Stears has announced that Nigeria’s inflation rate may rise to 30 per cent by December 2023.
The data-driven insights provider announced this while unveiling its Pan-African inflation forecasts. It projected that Nigeria’s annual inflation rate is set to climb steadily until year-end, culminating at around 30 per cent, a level not attained since the country’s modern democratic era.
The firm stated that its forecasts are based on trusted econometric tools that consider a myriad of factors driving inflation, from general to country-specific dynamics.
In a statement, Stears’ Head of Insights, Fadekemi Abiru, said, “In September, we saw the exchange rate premium—the differential between official and parallel rates—rise to 25.2 per cent, which is a significant increase from what it was in August.

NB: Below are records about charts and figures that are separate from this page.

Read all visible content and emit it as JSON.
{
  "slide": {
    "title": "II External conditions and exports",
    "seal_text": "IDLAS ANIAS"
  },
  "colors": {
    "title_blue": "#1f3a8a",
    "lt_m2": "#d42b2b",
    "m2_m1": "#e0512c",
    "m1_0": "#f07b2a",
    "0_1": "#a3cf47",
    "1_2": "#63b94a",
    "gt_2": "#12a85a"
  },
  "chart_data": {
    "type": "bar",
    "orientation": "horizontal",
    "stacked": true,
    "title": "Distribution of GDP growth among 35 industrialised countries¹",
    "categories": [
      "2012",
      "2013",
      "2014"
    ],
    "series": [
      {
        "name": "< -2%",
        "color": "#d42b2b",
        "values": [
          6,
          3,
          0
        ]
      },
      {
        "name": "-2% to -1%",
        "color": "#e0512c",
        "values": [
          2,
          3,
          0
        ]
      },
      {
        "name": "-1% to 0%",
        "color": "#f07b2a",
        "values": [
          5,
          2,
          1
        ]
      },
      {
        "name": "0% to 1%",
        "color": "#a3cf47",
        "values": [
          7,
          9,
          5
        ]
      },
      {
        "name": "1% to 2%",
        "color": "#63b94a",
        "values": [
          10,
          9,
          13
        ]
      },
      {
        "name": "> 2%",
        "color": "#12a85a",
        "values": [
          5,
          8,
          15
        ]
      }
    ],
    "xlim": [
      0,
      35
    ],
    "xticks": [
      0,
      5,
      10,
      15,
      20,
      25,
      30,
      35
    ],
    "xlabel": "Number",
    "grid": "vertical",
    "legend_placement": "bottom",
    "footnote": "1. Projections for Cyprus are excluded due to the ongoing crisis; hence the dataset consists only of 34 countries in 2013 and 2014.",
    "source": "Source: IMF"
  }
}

“We expect this gap to keep widening and exerting further inflationary pressures unless we see significant dollar inflows into the economy. We have also had heavy and prolonged rainy season, which has affected harvests. Following the recent release of Nigeria’s September 2023 inflation data, the country’s forecasts have been prioritised, with Kenya’s projections scheduled for early November and forecasts for other African nations coming in early 2024.”
The firm noted that its forecasts aim to guide corporates, professionals, and policymakers in their short-to-medium term pricing, investment, and policy decisions. It added that its inflation forecasts, spanning from October 2023 to December 2024, include both average and year-end predictions for 2023 and 2024.

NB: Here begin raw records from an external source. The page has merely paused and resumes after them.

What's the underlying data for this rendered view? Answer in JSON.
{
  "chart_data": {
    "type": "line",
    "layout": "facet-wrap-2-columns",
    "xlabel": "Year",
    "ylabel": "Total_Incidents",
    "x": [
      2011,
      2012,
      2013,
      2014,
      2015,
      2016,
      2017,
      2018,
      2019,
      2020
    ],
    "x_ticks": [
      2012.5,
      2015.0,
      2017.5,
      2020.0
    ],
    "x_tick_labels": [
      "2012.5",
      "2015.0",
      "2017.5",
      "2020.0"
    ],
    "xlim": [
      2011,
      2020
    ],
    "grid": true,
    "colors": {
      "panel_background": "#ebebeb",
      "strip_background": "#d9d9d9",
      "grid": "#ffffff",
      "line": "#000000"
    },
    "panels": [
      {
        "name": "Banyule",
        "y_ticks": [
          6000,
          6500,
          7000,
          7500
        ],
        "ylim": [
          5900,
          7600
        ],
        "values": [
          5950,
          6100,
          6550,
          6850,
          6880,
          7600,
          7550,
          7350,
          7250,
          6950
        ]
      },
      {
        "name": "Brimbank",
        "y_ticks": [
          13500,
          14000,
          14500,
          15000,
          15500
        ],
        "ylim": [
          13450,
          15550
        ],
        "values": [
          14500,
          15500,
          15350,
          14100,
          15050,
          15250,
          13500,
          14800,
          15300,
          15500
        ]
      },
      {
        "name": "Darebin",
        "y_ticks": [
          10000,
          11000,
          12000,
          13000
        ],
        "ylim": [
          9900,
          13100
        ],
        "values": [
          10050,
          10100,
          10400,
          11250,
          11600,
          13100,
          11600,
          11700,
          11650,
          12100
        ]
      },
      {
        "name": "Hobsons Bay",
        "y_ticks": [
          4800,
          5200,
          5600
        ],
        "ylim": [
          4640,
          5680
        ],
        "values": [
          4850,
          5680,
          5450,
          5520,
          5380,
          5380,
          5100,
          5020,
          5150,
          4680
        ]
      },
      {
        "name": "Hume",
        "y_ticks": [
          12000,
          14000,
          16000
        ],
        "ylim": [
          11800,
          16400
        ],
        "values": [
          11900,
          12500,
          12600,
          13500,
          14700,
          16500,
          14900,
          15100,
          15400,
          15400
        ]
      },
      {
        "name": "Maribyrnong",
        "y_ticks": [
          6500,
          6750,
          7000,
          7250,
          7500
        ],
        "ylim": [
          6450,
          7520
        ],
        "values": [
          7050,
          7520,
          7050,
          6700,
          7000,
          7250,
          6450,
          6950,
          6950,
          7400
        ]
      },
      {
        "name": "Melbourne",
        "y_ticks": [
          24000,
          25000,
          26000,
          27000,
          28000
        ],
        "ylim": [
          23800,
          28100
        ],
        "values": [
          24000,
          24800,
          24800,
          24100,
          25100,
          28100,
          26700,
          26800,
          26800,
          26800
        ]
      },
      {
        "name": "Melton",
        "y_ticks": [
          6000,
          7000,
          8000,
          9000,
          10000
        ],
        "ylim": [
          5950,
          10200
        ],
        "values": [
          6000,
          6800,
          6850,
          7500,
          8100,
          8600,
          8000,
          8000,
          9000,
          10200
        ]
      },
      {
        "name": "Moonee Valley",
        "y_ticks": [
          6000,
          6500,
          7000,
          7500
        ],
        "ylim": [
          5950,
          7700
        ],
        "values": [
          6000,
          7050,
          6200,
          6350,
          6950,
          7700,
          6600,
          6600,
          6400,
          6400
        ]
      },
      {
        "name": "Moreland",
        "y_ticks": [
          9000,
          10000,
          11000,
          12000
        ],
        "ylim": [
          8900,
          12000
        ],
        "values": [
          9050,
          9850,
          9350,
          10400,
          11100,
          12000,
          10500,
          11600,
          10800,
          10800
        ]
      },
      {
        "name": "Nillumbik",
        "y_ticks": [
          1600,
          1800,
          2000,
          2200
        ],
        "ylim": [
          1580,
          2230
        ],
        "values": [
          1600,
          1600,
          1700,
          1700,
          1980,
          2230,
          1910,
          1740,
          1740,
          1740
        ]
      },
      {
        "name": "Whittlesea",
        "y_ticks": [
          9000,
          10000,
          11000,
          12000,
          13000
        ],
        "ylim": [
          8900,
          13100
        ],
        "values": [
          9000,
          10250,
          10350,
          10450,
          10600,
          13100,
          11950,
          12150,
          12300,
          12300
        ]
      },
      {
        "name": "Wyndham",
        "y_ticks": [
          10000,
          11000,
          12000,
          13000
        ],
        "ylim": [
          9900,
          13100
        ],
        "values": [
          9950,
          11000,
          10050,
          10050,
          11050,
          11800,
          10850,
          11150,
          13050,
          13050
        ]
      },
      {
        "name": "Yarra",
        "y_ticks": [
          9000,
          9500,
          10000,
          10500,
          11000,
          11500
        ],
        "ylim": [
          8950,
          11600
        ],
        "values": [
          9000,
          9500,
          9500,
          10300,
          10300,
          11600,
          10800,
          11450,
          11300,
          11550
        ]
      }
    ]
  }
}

Nigeria has one of the highest inflation rates in the world and an estimated four million people were pushed into poverty between January and May 2023 because of the worsening cost of living.

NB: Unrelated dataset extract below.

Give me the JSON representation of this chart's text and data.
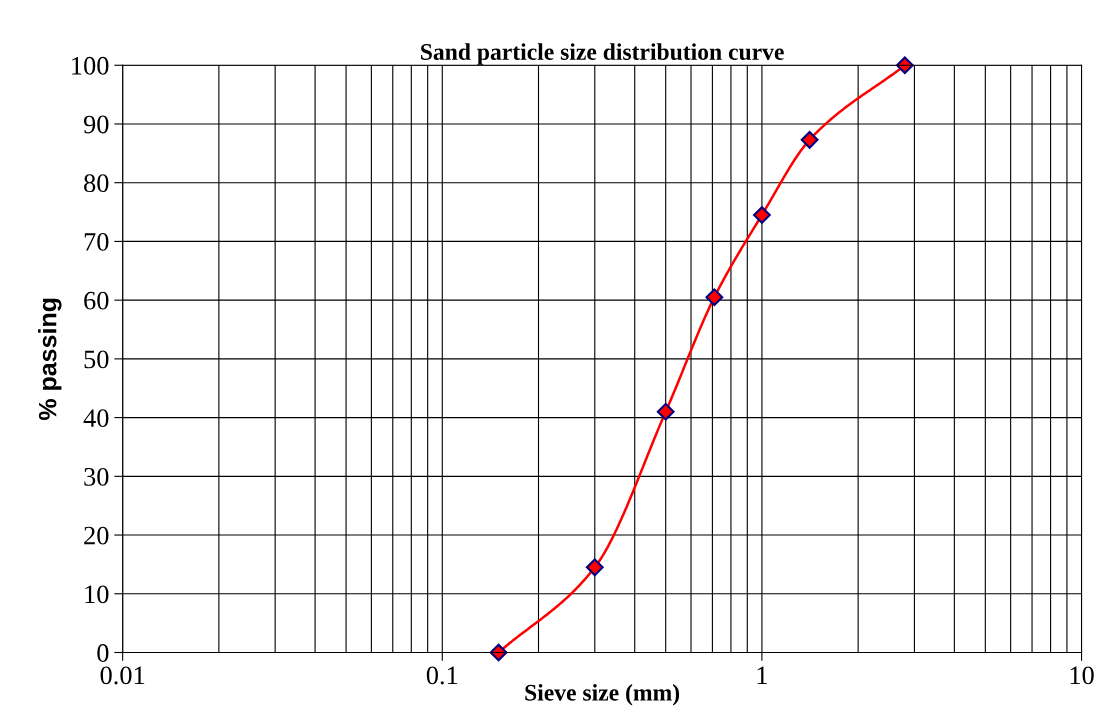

According to the World Bank, the removal of fuel subsidy and devaluation and unification of the exchange rate system will continue to increase the inflationary pressure in the country in the near term and erode the purchasing power of the average Nigerian.
In its recent Africa Pulse report, the World Bank noted, “The incoming Tinubu administration implemented a series of reforms that included the removal of fuel subsidies and the devaluation and unification of the exchange rate system.
“Petroleum prices have more than tripled since the subsidies were lifted at the end of May. The naira has weakened by nearly 40 percent against the US dollar since the mid-June devaluation. Although these measures are intended to improve the fiscal and external accounts of the nation, their inflationary effects in the near term can erode the purchasing power of households and weigh on economic activity.”
The country’s inflation rate is now well above the World Bank’s projected inflation rate of 25 per cent for 2023.
In its recent World Economic Outlook report, the International Monetary Fund predicted that high inflation is expected to slow Nigeria’s economic growth to 2.9 per cent in 2023.